Fressen Frösche blaues Hechtkraut?

Diese Frage habe ich mir immer wieder gestellt, nachdem ich das Pflänzchen, ein Geschenk meiner Tochter, im Juni an den Rand unseres  Teichs gesetzt hatte. Die großen Steine, mit denen ich die Pflanzerde abgedeckt hatte, damit sie nicht weggeschwemmt wurde, avancierten sofort zum Frosch-Lieblingsplatz. Manchmal  saßen, so schien es, die Frösche am Teichrand Schlange, um den Platz zu besetzen, sobald ihr Artgenosse ihn geräumt hatte. Und es hätte mich nicht gewundert, wenn sie, dem Vorbild mancher Urlauber folgend,  Handtücher ausgepackt hätten, um damit den Platz an der Sonne zu reservieren.
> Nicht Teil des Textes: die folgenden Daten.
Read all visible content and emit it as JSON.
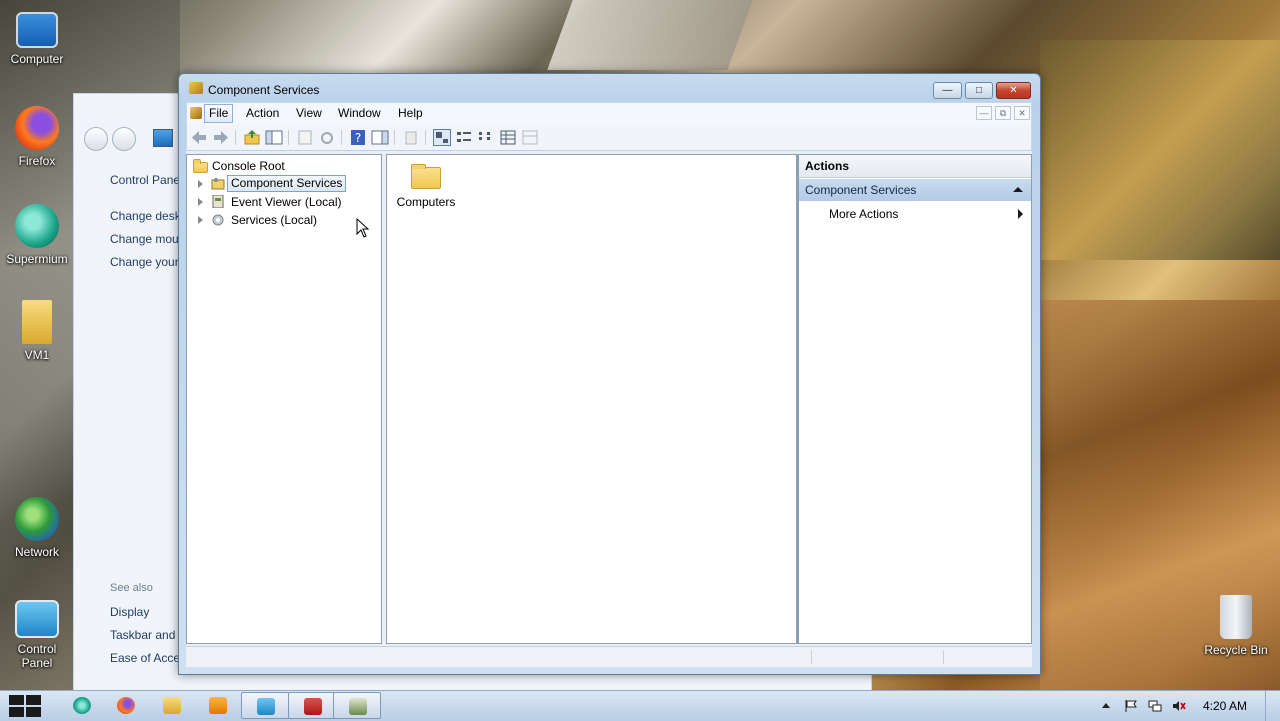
{
  "desktop": {
    "icons": [
      {
        "label": "Computer"
      },
      {
        "label": "Firefox"
      },
      {
        "label": "Supermium"
      },
      {
        "label": "VM1"
      },
      {
        "label": "Network"
      },
      {
        "label": "Control Panel"
      },
      {
        "label": "Recycle Bin"
      }
    ]
  },
  "control_panel_bg": {
    "links": [
      "Control Pane",
      "Change desk",
      "Change mou",
      "Change your"
    ],
    "see_also_heading": "See also",
    "see_also": [
      "Display",
      "Taskbar and",
      "Ease of Acce"
    ]
  },
  "window": {
    "title": "Component Services",
    "menu": [
      "File",
      "Action",
      "View",
      "Window",
      "Help"
    ],
    "active_menu": "File"
  },
  "tree": {
    "root": "Console Root",
    "items": [
      {
        "label": "Component Services",
        "selected": true
      },
      {
        "label": "Event Viewer (Local)",
        "selected": false
      },
      {
        "label": "Services (Local)",
        "selected": false
      }
    ]
  },
  "listview": {
    "items": [
      {
        "label": "Computers",
        "icon": "folder-icon"
      }
    ]
  },
  "actions": {
    "header": "Actions",
    "section": "Component Services",
    "items": [
      {
        "label": "More Actions"
      }
    ]
  },
  "taskbar": {
    "clock": "4:20 AM"
  },
  "colors": {
    "accent": "#b9d1ea",
    "selection": "#dbe8f6",
    "close": "#c7452f"
  }
}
Am Anfang war ich misstrauisch. Ich befürchtete, dass die Frösche nicht nur Gefallen, sondern auch Geschmack am blauen Hechtkraut (Pontederia cordata) finden könnten. Die Samen gelten nämlich in Nordamerika, wo die zu den Wasserhyazinthgewächsen (Pontederiaceae) gehörende Pflanze herkommt, als Delikatesse. Sie werden geröstet, gekocht oder auch roh verzehrt und sollen angeblich nussig schmecken. So stand es jedenfalls in dem Gartenteich-ratgeber im Internet (https://www.gartenteich-ratgeber.com/pflanzen/teichrandpflanzen/flachwasserzone/hechtkraut/).
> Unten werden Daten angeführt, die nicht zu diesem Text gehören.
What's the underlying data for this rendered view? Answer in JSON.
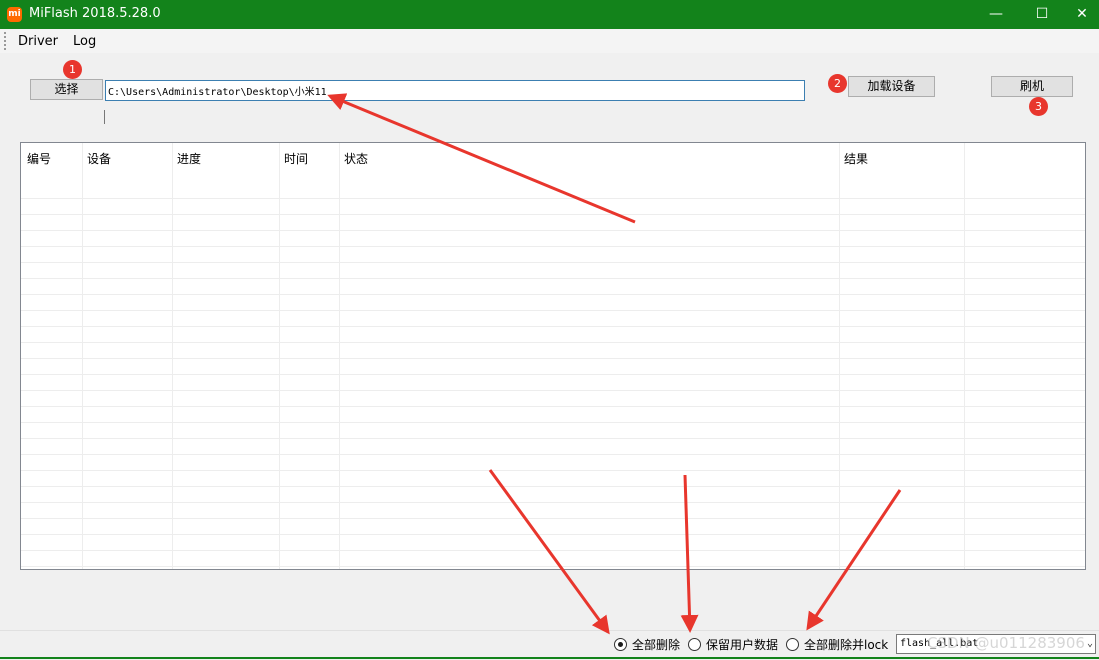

Obwohl die Frösche schon seit Jahren in unserem Teich wohnen, also quasi unsere direkten Nachbarn sind, wusste ich bislang nur wenig über ihre Vorlieben und Essgewohnheiten. Doch die Recherche im Netz zeigte, dass ich mir wohl völlig unnötig Sorgen gemacht – wie so manches Mal in meinem Leben. Denn Froschlarven sind zwar Pflanzenfresser. Weil sie jedoch nur im Wasser leben können, droht von ihnen keine Gefahr. Selbst für sehr gefrässige Kaulquappen ist das Hechtkraut am Ufer unerreichbar. Außerdem ist es inzwischen groß geworden: Die blauen Blüten und die Rispen mit Samen schweben gut einen halben Meter über dem Wasser.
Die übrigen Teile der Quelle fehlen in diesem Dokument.